Uma dessas estratégias foi a manipulação dos círculos eleitorais, dando menos poder de voto aos eleitores urbanos, tradicionalmente mais liberais e apoiantes da oposição. Além disso, também as assembleias de voto foram organizadas de modo a favorecer os eleitores das pequenas cidades, historicamente mais conservadoras. Isso levou a longas filas nas grandes cidades, com o último voto a ser depositado às 2:48 da madrugada, muito depois do horário de encerramento previsto às 21:00. Uma adversidade que desencadeou uma resposta extraordinária da população, que se organizou espontaneamente para levar bebidas quentes e comida a quem aguardava nas filas para votar – um ato de solidariedade que demonstrou a determinação do povo polaco.
Além disso, as eleições foram marcadas para o dia do Papa, numa tentativa de envolver a Igreja na batalha eleitoral. O governo também introduziu um referendo controverso com quatro perguntas intimamente ligadas à sua narrativa populista. Este tinha como objetivo manipular e inflamar a opinião pública contra a oposição, alimentando medos identitários e existenciais. O governo também desviou somas substanciais de dinheiro público e envolveu quase todas as instituições governamentais, empresas estatais e organizações financiadas com recursos públicos na campanha. Os meios de comunicação públicos foram transformados num centro de comunicação para o comité eleitoral do PiS, que os utilizou para difamar a oposição e assustar os cidadãos com as pragas que cairiam sobre a Polónia se a oposição tomasse o poder.
Apesar das condições adversas, a democracia liberal venceu
No contexto global atual, importa sublinhar a importância do que acaba de acontecer na Polónia. Mas, ao contrário do que tenho ouvido na imprensa portuguesa, a vitória da oposição democrática não foi uma surpresa. Pelo menos, não para quem anda pela “rua polaca”. Não era dada como certa, mas a esperança era palpável. Ainda assim, foi uma vitória notável.
As duas principais razões para esta vitória foram a posição fortemente antieuropeia do governo – uma sondagem de julho deste ano mostra que 74% dos polacos suportam a EU – e o receio muito real da deriva autoritária e antidemocrática do governo.

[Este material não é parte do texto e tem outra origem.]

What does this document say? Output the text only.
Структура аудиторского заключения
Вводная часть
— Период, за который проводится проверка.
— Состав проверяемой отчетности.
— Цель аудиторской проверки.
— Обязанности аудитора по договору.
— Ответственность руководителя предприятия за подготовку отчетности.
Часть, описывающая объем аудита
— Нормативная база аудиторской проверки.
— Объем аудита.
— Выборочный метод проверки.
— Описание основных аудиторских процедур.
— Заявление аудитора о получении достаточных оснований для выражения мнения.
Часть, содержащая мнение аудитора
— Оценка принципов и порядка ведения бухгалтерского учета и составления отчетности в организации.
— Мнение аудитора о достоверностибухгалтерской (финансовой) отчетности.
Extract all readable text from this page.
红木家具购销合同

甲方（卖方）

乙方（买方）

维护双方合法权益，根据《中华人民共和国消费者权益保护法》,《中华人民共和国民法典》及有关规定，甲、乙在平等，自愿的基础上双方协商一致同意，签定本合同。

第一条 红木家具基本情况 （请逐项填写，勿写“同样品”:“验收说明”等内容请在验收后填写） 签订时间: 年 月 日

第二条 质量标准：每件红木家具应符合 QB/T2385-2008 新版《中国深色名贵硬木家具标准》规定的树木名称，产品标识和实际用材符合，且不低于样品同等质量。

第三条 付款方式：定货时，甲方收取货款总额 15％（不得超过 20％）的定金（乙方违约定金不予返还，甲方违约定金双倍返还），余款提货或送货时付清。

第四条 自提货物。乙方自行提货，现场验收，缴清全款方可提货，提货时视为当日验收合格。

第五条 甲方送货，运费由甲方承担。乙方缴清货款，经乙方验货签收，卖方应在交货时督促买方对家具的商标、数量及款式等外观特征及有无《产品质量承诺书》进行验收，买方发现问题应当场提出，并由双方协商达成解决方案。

Mas isso apenas não seria suficiente. O que virou a balança foi a afluência histórica às urnas. Em Wilanów, o bairro de Varsóvia onde vivo, a participação foi a mais alta do país, atingindo uns extraordinários 90,88%! Para o que contribuíram vários fatores:
- Uma forte participação da sociedade civil e figuras públicas a apelarem ao voto e a retratar o ato de votar como algo trendy, enfatizando que a política tem um impacto direto na vida de todos. Isso ressoou, especialmente entre os jovens.
- As mulheres mobilizaram-se contra as políticas draconianas na área da saúde reprodutiva e também para ter voz ativa na política, fartas de verem as suas vidas e corpos regulados por homens velhos no poder.
- O regresso de Donald Tusk à liderança da oposição foi um fator chave para galvanizar o eleitorado, tal como as grandiosas manifestações de rua – a última das quais juntou cerca de um milhão de pessoas em Varsóvia, incluindo este que vos escreve. Destaque também para o bom desempenho de Szymon Hołownia, colíder da coligação Terceira Via, na campanha, que conquistou o eleitorado de centro-direita descontente com os excessos do partido no poder.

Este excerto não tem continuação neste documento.